Czech studio Ashborne Games hasn’t been a household name around our part until now, since their only release up to this point has been 2020’s revival of the classic helicopter piloting sim Comanche, but things are about to change. That’s because their latest release, Last Train Home is easily one of the most captivating and unique real-time strategy games I’ve ever gotten to play.
Centered around a Czech squad of soldiers returning home from the Eastern Front right after the end of World War I, Last Train Home chronicles their struggle trying to cross the massive Russian territory right in the middle of the Bolshevik Revolution. Their last hope lies at a ship that’s waiting for them at Vladivostok in order to bring them to newly-formed Czechoslovakia, and their means of getting there is the titular train.
This game can be called an RTS, but there’s much more to it than the mechanics at play that are very akin to Iron Harvest’s or even Company of Heroes due to its reliance on cover and micromanagement of very small groups of soldiers against overwhelming odds. Your units level up the more they battle, and can be split among various classes depending on their inherent stats, so even though you only have a handful of them at your disposal at any moment, they are very flexible.
On the other hand, that doesn’t mean that there’ll be an answer to every single problem, and you’ll have to make do with punching a square peg into a round hole. More often than not, there won’t be an ideal situation and it’s exactly that which makes the whole premise of this game so gripping and tense.
The relation to Prime Matter’s excellent title from a few years ago doesn’t stop there, either. Both share similar themes and a striking sense of style, with gorgeously painterly loading screens and character portraits, as well as carefully planted instances of live action footage. Last Train Home’s presentation adds another layer of authenticity to its proceedings by having excellent voice acting in Czech and Russian, which help even more with the immersion.
But it’s where the real-time strategy segments interweave with the long stretches where you’ll be riding the train that the game truly shines. It has you deal with an assortment of issues such as troop morale, dwindling supplies and a laundry list of meters that stand between the hapless group of tired combatants and the warmth of their homes and families. In this regard, a parallel can also be drawn between Last Train Home and 11bit Studios’ Frostpunk, especially due to the harshness behind every single one of the decisions you have to make along the way.And the fact that you are forced to cross Siberia during a particularly cold winter, with little to speak of for clothes, food, and other vital materials, of course.

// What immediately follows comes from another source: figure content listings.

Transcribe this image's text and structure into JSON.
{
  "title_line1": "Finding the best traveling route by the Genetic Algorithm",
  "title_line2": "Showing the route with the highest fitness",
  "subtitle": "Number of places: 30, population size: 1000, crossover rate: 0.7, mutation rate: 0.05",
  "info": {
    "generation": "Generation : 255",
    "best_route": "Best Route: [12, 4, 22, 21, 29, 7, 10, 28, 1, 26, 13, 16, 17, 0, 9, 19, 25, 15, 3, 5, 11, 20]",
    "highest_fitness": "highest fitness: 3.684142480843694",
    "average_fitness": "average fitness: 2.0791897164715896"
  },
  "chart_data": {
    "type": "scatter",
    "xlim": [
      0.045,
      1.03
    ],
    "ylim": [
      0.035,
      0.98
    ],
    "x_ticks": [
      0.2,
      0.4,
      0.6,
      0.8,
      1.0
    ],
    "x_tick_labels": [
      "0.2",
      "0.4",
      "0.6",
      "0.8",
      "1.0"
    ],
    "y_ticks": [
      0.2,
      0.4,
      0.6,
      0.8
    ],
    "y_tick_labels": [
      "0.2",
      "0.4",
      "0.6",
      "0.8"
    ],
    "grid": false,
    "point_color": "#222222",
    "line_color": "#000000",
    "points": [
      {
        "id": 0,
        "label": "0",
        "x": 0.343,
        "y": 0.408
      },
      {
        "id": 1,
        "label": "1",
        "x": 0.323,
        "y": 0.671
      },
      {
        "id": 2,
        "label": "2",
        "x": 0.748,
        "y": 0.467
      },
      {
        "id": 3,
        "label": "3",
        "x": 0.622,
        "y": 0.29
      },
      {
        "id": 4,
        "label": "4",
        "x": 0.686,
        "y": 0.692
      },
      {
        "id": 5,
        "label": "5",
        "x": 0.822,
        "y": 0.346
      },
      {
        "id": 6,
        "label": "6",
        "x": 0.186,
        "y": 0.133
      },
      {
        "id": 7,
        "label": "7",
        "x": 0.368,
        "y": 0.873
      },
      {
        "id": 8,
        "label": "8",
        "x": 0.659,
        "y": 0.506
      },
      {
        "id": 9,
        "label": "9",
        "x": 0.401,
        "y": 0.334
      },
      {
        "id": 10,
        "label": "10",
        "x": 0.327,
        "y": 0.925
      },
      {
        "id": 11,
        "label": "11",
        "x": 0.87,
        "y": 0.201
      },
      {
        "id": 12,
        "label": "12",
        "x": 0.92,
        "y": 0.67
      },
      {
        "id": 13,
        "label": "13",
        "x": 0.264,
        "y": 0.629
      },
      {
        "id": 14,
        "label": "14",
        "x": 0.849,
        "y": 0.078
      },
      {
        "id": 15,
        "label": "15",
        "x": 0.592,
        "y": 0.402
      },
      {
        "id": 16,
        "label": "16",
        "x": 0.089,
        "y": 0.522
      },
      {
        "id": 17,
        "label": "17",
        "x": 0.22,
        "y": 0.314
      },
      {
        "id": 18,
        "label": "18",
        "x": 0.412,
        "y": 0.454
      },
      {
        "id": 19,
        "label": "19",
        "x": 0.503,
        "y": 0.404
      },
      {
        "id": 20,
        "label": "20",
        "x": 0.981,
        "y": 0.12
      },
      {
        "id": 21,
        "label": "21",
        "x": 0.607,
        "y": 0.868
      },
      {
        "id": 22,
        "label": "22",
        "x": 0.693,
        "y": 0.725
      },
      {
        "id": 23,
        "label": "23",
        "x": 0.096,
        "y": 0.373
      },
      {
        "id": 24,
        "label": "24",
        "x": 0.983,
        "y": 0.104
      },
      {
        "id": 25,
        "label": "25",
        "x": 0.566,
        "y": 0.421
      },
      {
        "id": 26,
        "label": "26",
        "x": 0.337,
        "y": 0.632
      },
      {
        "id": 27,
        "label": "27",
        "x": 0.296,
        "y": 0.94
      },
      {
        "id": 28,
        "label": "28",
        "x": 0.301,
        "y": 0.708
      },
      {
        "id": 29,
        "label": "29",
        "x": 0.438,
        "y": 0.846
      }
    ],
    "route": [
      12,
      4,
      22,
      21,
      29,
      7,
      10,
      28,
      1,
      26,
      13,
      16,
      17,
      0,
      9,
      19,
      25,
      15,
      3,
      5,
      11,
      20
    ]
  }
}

To make matters worse, there’s an upkeep to be minded when it comes to the train you ride as well, since it can break down and suffer from all sorts of issues along the way. It can be said that it’s as much of a character as the humans that ride in it, and those issues that can make things tough for you even more than the mental and physical status of your troops.
Thankfully, every single facet of the layers upon layers of complexity in Last Train Home are clearly depicted and taught to you through the game’s excellent tutorials, which slowly introduce you to and help you understand every one of its mechanics. But there’s only so much you can do with such knowledge unless you put it into practice, and for that you’ll be put into a number of crossroads that are absolutely heartbreaking, forcing you to think what’s best for the group, or in most cases, what’s “least worse”.
For instance, at the very start, you’ll come across a village that’s been razed by the Red Army, who left little to no survivors to speak of. The few that remain are starved and ask you to help them put together what is left to be rebuilt by lending some of your men to do it. If you choose to do so, you’re treated to a mission of its own where your squad has to do mundane things like carpentry and hunting wolves, and the only reward behind that is their gratitude and possibly some injuries to your units.
Or, you can just leave them to their fates, which can have lasting repercussions depending on the faiths and ideologies that those under your command have. Situations like that are what cement the shaky sense of security that everyone aboard the train lives under as they travel into unknown hostile territory riddled with random dangers. It makes the very livelihood of them feel especially realistic, something that’s elevated by the fact that it’s a period piece set in a particularly dramatic point in history.
It’s rare to see games that treat its setting as seriously and realistically as Last Train Home. That and the sheer abundance of incredibly varied and dramatic make it a game that shouldn’t be overlooked. Funnily enough, we’ve got to see two fantastic titles set in World War I with this and Amnesia: The Bunker, and they couldn’t be further apart and at the same time provide the same sense of dread, only through their own means, masterfully so.
Last Train Home is proof that there’s much to be explored in the RTS genre and goes to show how far an idea can go if it’s developed with the amount of care and love that Ashborne Games obviously had going for it, being Czechs themselves. This game is a real gem and I couldn’t think of a better surprise to be had at the tailend of 2023.